Um dia, eu decidi sair de casa um pouco. Talvez, se passasse umas noites fora, me livraria dessa presença assustadora que tinha invadido minha casa e meus sonhos. Talvez o que eu precisava era a companhia de outros seres humanos. Depois de ter decidido assim, fiquei mais calma. Comi em uma lanchonete o que me pareceu ser a melhor refeição que já tinha comido, entrei num hotel pequeno, mas bem arrumado, e paguei algumas diárias. No novo quarto, me sentia a salvo dos olhares malignos da minha perseguidora. Porém, tive um pesadelo. Desta vez eu estava no meu quarto, arrumando a mala para ir embora para sempre. Então, senti o olhar penetrante da Musa na minha nuca, e senti um arrepio, mas não olhei para trás. E ai, o garoto entrou no quarto, e me disse que não poderia fugir mais, porque havia perdido minha chance. Como sempre, me pegou pela mão e apertou firme, e, mostrando-me a janela do quarto, me disse que a única saída para mim agora era fazer o que ele tinha feito.
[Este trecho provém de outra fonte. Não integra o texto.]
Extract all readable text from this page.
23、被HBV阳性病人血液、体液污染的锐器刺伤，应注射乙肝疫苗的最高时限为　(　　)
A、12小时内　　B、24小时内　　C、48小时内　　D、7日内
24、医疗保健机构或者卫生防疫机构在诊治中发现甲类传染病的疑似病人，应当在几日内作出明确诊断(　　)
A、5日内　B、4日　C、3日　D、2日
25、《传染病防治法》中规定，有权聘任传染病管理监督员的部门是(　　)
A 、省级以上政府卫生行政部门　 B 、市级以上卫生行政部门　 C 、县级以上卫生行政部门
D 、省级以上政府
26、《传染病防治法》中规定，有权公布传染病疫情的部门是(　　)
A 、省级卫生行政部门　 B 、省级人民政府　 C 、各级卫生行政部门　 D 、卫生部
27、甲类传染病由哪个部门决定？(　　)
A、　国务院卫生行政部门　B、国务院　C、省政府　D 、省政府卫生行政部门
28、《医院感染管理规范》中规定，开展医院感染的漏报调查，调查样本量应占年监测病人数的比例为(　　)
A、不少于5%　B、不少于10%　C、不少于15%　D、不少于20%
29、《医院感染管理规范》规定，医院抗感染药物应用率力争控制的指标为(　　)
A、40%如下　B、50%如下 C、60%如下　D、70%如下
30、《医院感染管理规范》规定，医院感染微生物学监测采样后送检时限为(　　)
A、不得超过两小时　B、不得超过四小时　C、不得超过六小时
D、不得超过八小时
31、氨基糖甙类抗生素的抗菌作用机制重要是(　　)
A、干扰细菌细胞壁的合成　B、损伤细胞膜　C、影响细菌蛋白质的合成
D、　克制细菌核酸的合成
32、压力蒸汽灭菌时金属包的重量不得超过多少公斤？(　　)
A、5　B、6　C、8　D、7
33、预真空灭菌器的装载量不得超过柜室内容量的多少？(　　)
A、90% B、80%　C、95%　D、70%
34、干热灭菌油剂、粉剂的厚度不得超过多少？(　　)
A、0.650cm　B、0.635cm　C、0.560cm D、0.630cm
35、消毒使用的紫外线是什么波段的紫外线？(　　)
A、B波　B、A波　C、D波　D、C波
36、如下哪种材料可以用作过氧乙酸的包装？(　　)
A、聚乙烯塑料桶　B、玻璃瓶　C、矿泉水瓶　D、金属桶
Assim dizendo, me puxou para perto da janela, subiu no parapeito e pulou, me levando consigo. Acordei, gritando, e me encontrei no quarto anônimo do hotel em que tinha me hospedado. Eu soube, nesse momento, que o garoto tinha razão. Mesmo estando em outro lugar, os pesadelos iriam me perseguir, porque eu não podia viver sem dormir. A morte foi se mostrando para mim como um descanso. Nela eu não sonharia mais, não teria mais pesadelos, a Musa não iria me perseguir. E resolvi que, se devia fazer algo, tinha que fazê-lo agora, antes de me arrepender da minha decisão. Então, abri a janela de madeira do hotel, puxei a janela de vidro e subi no parapeito. O vento frio golpeava meu rosto, e, na calma que me inundou depois de me decidir, parecia que o vento me dizia para pular logo, me beijando com seus lábios frios, me chamando para me abandonar a ele. Assim, olhando para baixo para me assegurar que a rua estivesse vazia (não queria que a Musa achasse outra vítima na minha morte), vi por última vez a cidade, iluminada com suas luzes noturnas, com os poucos carros que há por ai na madrugada circulando na rua, e ouvi o silêncio relativo que a noite trazia. E então, com um pequeno pulo e os olhos fechados, me lancei ao vazio, e senti o vento me pegando com seus dedos fortes enquanto assobiava nos meus ouvidos, se senti a gravidade me puxando, me puxando... E me libertei da Musa.